Sometimes I think that all these banks with brokerages attached are issuing 8%-9% preferred while simultaneously driving down their own common to be able to buy back their own stock later on the cheap and ride it back up gaining momentum until the 2013 call dates on all these preferred where they'll do secondary offerings pay off the preferred and the beat goes on! I know it ain't that simple but it sure looks like that is what is going on to me. I mean the real probability of a bank run has what been elevated from what, 2%, to 2.5% probability?

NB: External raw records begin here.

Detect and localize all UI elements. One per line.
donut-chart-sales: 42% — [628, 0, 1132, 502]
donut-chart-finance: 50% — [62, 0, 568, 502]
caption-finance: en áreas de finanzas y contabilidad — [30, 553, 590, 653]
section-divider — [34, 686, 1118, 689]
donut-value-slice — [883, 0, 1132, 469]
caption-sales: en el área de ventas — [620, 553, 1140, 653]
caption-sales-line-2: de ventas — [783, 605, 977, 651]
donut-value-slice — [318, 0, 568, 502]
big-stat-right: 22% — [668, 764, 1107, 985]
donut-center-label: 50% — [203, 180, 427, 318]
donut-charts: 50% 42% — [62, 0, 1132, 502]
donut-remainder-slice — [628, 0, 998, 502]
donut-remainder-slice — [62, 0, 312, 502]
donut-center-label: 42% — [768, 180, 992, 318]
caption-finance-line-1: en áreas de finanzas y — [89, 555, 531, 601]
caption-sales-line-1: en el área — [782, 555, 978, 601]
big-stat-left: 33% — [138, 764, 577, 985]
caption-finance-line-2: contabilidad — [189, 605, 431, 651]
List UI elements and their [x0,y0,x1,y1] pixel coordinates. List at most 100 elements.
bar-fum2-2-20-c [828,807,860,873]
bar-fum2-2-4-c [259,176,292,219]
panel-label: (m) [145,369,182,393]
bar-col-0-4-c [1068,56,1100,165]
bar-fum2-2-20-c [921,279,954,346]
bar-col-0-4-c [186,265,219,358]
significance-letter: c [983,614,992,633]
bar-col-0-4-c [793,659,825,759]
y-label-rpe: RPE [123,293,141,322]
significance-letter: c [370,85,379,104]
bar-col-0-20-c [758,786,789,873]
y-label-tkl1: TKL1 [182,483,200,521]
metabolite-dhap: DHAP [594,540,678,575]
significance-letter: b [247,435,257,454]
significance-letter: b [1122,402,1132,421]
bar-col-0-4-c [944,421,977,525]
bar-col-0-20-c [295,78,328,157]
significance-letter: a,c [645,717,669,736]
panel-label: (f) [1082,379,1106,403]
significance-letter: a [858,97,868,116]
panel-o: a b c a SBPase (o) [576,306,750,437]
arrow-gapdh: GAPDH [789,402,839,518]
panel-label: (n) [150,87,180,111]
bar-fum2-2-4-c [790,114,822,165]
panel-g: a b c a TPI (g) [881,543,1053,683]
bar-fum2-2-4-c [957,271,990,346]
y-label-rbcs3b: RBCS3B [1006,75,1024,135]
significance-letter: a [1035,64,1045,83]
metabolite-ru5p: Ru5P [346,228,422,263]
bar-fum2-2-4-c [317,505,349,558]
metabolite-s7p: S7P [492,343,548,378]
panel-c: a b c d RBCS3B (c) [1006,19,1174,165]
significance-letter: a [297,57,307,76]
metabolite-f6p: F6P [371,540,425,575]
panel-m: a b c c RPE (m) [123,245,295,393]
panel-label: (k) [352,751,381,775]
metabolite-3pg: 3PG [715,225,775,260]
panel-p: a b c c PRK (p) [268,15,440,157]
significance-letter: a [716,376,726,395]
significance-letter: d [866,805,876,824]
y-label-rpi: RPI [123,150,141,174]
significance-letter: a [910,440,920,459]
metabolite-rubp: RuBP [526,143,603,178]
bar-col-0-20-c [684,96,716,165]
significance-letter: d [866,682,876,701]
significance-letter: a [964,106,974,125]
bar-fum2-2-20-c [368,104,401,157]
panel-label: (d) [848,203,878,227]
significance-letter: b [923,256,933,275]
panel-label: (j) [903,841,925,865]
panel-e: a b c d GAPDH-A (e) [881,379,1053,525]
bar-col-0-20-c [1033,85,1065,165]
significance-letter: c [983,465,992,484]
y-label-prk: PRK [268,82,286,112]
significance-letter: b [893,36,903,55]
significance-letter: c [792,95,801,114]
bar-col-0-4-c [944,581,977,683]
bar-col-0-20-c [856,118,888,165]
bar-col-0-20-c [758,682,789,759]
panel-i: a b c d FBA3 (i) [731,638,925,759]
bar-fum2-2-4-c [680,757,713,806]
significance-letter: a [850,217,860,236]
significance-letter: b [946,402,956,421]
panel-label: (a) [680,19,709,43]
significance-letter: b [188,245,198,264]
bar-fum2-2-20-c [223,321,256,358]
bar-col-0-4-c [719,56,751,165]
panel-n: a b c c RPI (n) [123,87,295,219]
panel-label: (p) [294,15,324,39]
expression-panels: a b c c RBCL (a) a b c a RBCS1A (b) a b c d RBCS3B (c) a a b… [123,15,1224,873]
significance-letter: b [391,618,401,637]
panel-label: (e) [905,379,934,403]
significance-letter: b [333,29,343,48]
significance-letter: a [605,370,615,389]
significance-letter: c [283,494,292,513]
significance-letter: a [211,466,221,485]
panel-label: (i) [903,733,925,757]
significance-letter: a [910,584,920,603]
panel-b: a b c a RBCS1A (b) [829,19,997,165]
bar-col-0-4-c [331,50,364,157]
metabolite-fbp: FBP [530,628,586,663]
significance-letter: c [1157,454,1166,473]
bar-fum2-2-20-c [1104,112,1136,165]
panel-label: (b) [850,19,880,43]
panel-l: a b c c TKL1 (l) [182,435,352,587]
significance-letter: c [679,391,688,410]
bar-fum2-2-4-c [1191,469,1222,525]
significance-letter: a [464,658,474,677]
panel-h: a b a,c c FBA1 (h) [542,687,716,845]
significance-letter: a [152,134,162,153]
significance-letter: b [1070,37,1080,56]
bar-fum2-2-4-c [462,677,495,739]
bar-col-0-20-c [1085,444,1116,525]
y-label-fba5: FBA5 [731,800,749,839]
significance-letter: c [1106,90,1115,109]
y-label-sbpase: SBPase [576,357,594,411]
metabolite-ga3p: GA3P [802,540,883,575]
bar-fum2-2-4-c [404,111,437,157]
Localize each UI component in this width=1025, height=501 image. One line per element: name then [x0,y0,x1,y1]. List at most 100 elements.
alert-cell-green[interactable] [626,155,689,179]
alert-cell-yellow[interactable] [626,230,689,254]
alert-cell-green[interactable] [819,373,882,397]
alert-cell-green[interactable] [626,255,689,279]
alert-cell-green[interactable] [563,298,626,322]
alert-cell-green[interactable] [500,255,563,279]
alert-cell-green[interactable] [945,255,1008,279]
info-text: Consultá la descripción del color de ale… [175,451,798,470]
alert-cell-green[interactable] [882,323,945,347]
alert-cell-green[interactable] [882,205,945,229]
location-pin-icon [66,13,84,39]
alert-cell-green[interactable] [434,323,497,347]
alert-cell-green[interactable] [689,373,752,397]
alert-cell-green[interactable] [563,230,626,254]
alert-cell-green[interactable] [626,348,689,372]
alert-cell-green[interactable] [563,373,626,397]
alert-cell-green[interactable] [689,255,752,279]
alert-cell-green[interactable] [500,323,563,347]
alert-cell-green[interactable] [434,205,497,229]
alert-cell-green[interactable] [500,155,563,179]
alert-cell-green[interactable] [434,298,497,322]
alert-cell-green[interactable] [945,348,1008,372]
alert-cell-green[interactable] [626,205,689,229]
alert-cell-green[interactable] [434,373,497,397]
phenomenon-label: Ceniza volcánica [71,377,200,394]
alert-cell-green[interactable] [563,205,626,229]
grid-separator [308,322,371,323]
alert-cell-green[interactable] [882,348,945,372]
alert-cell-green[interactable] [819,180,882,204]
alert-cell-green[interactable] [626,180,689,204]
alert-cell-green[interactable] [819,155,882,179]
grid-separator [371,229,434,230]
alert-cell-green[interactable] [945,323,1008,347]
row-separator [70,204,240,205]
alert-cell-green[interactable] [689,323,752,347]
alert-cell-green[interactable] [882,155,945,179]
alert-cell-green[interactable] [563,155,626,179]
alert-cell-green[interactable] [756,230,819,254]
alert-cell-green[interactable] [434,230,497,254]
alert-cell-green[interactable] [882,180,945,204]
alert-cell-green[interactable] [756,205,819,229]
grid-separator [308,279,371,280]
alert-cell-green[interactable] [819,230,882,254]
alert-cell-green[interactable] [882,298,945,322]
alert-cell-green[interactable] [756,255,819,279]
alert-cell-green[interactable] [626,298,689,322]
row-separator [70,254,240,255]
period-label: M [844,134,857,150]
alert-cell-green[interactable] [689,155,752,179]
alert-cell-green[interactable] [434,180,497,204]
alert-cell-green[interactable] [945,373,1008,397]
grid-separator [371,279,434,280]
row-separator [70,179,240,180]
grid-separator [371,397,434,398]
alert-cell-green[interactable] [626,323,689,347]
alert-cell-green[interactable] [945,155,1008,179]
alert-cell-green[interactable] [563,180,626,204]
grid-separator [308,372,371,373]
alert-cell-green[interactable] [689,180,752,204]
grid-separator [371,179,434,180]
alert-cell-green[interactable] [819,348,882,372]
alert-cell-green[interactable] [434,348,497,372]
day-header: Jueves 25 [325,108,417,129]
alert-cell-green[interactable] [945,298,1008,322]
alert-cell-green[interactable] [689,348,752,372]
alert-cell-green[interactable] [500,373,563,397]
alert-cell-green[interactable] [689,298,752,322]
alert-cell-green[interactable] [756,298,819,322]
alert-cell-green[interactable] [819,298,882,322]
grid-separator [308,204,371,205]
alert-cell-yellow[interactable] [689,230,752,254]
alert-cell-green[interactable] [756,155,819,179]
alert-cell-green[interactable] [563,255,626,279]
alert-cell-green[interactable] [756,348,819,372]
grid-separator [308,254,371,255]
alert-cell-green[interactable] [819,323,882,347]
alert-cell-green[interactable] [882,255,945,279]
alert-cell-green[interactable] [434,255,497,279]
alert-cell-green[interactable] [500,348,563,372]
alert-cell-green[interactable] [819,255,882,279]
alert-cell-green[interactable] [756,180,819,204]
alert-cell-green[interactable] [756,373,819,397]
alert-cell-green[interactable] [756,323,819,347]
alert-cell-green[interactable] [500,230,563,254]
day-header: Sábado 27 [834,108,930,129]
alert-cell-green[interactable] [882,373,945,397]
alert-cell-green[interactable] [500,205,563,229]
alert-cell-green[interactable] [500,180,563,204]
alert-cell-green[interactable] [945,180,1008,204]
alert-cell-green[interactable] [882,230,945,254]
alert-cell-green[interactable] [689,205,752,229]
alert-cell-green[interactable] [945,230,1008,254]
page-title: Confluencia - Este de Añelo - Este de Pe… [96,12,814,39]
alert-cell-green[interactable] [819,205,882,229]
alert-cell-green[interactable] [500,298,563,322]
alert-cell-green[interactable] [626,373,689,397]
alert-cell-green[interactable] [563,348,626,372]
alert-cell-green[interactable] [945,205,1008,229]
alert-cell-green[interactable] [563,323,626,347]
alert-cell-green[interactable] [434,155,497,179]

Holley has a point here, but I think it is a much more sophisticated and complex game. There is stuff going on at the individual bank level as Holley suspects, but it is a multi-level game, that at the top level includes the Treasury Secretary and the connected, such as the Carlyle Group. They are settling old scores and positioning themselves for huge profits.
Given that the mismatched short liabilities/long assets balance sheets of the entire financial industry could result in a liquidity crisis for nearly any financial institution in the United States, isn't it quite curious that the financial institutions that seem to have had, or are having, the most liquidity troubles are those that Treasury Secretary Paulson always wanted to see taken out, i.e. Bear Stearns, Freddie and Fannie?
The mortgage/housing crisis is real, but the inside players are certainly using it to set up their next big score.